El jinete se inclinó sobre él con una mirada carente de emoción.
―Dije que no te sacrificaría. Por ello estate agradecido ―el jinete guardó la espada oxidada y el mercader suspiró de alivió.
―¡Oh! Gracias, señor. Le prometo que no diré nada de este encuentro. Tiene mi palabra, se lo prometo por el Dragón Fundador y mi gran familia ―se apresuró a dar los nombres de sus antepasados para hacer cumplir su juramento, cuando estaba por la tercera generación de Roverus las palabras se ahogaron en su garganta. Se ahogaron en la sangre que manaba del profundo corte en su yugular. El jinete envainó la espada, esta era brillante, afilada, de buena manufactura kessarea. Se volvió alejándose. Dejaba atrás entre espasmos y murmullos inaudibles a Maine. El nuevo rico dejó de moverse al rato en el centro de un charco rojo oscuro, con los ojos desencajados mirando a la nada.

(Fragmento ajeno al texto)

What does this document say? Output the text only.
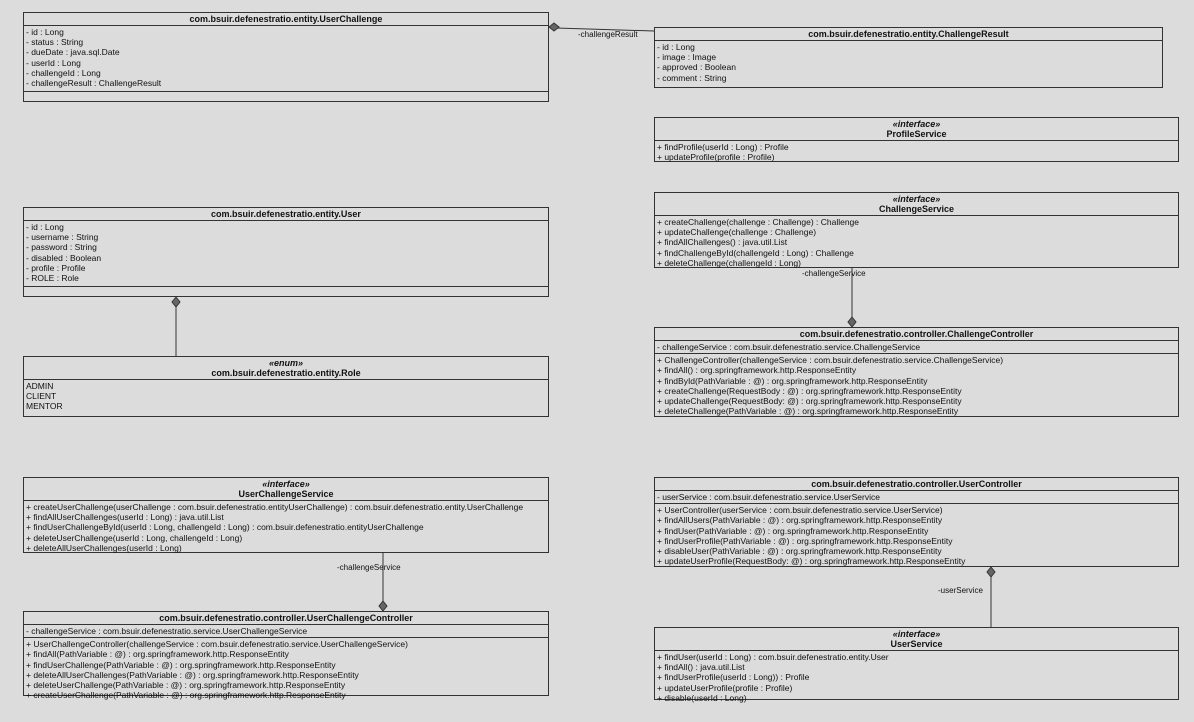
-challengeResult
-challengeService
-challengeService
-userService
com.bsuir.defenestratio.entity.UserChallenge
- id : Long
- status : String
- dueDate : java.sql.Date
- userId : Long
- challengeId : Long
- challengeResult : ChallengeResult
com.bsuir.defenestratio.entity.ChallengeResult
- id : Long
- image : Image
- approved : Boolean
- comment : String
«interface»
ProfileService
+ findProfile(userId : Long) : Profile
+ updateProfile(profile : Profile)
«interface»
ChallengeService
+ createChallenge(challenge : Challenge) : Challenge
+ updateChallenge(challenge : Challenge)
+ findAllChallenges() : java.util.List
+ findChallengeById(challengeId : Long) : Challenge
+ deleteChallenge(challengeId : Long)
com.bsuir.defenestratio.entity.User
- id : Long
- username : String
- password : String
- disabled : Boolean
- profile : Profile
- ROLE : Role
«enum»
com.bsuir.defenestratio.entity.Role
ADMIN
CLIENT
MENTOR
com.bsuir.defenestratio.controller.ChallengeController
- challengeService : com.bsuir.defenestratio.service.ChallengeService
+ ChallengeController(challengeService : com.bsuir.defenestratio.service.ChallengeService)
+ findAll() : org.springframework.http.ResponseEntity
+ findById(PathVariable : @) : org.springframework.http.ResponseEntity
+ createChallenge(RequestBody : @) : org.springframework.http.ResponseEntity
+ updateChallenge(RequestBody: @) : org.springframework.http.ResponseEntity
+ deleteChallenge(PathVariable : @) : org.springframework.http.ResponseEntity
«interface»
UserChallengeService
+ createUserChallenge(userChallenge : com.bsuir.defenestratio.entityUserChallenge) : com.bsuir.defenestratio.entity.UserChallenge
+ findAllUserChallenges(userId : Long) : java.util.List
+ findUserChallengeById(userId : Long, challengeId : Long) : com.bsuir.defenestratio.entityUserChallenge
+ deleteUserChallenge(userId : Long, challengeId : Long)
+ deleteAllUserChallenges(userId : Long)
com.bsuir.defenestratio.controller.UserController
- userService : com.bsuir.defenestratio.service.UserService
+ UserController(userService : com.bsuir.defenestratio.service.UserService)
+ findAllUsers(PathVariable : @) : org.springframework.http.ResponseEntity
+ findUser(PathVariable : @) : org.springframework.http.ResponseEntity
+ findUserProfile(PathVariable : @) : org.springframework.http.ResponseEntity
+ disableUser(PathVariable : @) : org.springframework.http.ResponseEntity
+ updateUserProfile(RequestBody: @) : org.springframework.http.ResponseEntity
com.bsuir.defenestratio.controller.UserChallengeController
- challengeService : com.bsuir.defenestratio.service.UserChallengeService
+ UserChallengeController(challengeService : com.bsuir.defenestratio.service.UserChallengeService)
+ findAll(PathVariable : @) : org.springframework.http.ResponseEntity
+ findUserChallenge(PathVariable : @) : org.springframework.http.ResponseEntity
+ deleteAllUserChallenges(PathVariable : @) : org.springframework.http.ResponseEntity
+ deleteUserChallenge(PathVariable : @) : org.springframework.http.ResponseEntity
+ createUserChallenge(PathVariable : @) : org.springframework.http.ResponseEntity
«interface»
UserService
+ findUser(userId : Long) : com.bsuir.defenestratio.entity.User
+ findAll() : java.util.List
+ findUserProfile(userId : Long)) : Profile
+ updateUserProfile(profile : Profile)
+ disable(userId : Long)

El jinete había cumplido su palabra, no lo había sacrificado.

2 comentarios:

Anónimo dijo...

Enhorabuena Sam.
Enhorabuena porque realmente hay párrafos muy buenos. Enhorabuena porque te envidio profundamente (no recuerdo ya cuanto hace que no dedico tiempo a escribir), y enhorabuena porque, capítulo tras capítulo la cosa mejora.

¿Para ser leido?
Al menos yo estoy a ello, chico.

David "Sam" Carreras dijo...

Muchas gracias, lordainvar! Espero estar a la altura y seguir mejorando con los siguientes capítulos. Aunque esté haciendo trampas, ya los tenía escritos de hace un tiempo -aunque los he repasado un poquito-, a partir de noveno sí ya son nuevos.